Знание-сила, 2000 №10 - Страница 23
Эти люди еще не знали письма, и в словесной их жизни слушающий больше, чем когда-либо, зависел от говорящего. Он зависел от его памяти и добросовестности, так как не имел под рукой никаких письменных свидетельств. Если бы даже он услышал тот же текст из других уст или в другое время, у него не было бы возможности сличить оба текста. Вообразим, что нетрудно, современного оратора, размахивающего брошюрой и тычущего в нее пальцем: «Не вы ли писали это?! Вот ваши собственные слова!» Чем, спрашивается, было размахивать тогдашнему оратору, во что тыкать пальцем?
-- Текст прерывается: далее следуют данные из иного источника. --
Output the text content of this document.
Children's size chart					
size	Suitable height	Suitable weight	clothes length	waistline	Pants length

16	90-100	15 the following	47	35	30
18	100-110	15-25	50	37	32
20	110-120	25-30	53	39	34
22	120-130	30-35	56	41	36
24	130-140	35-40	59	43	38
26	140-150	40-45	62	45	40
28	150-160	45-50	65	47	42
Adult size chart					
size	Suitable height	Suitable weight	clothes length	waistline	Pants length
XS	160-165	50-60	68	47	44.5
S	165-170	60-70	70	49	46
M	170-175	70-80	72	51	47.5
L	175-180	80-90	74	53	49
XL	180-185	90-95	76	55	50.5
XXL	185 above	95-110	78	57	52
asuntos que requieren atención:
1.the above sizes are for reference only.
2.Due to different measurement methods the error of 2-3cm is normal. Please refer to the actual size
Кроме того, слушающий зависел от воли говорящего: станет тот рассказывать или нет. Даже царь имел меньше власти над рабом, чем заурядный читатель над книгой, которую он таскает с собой в метро и может раскрыть, когда захочет. Таскал ли Минотавр за собой по Лабиринту, скажем, Пифию, чтобы она при случае рассказала ему о подвигах Тесея? «Карманных оракулов» в те поры не было. Не было такой техники, чтобы возить за собой на веревочке авторов. Нельзя было поселить их под одной крышей. Что робот Джон? Что холодильник «Витязь»? Не было книжного шкафа. Татьяна спала с Мартыном Задекой, а Пенелопа с «Одиссеей» не спала.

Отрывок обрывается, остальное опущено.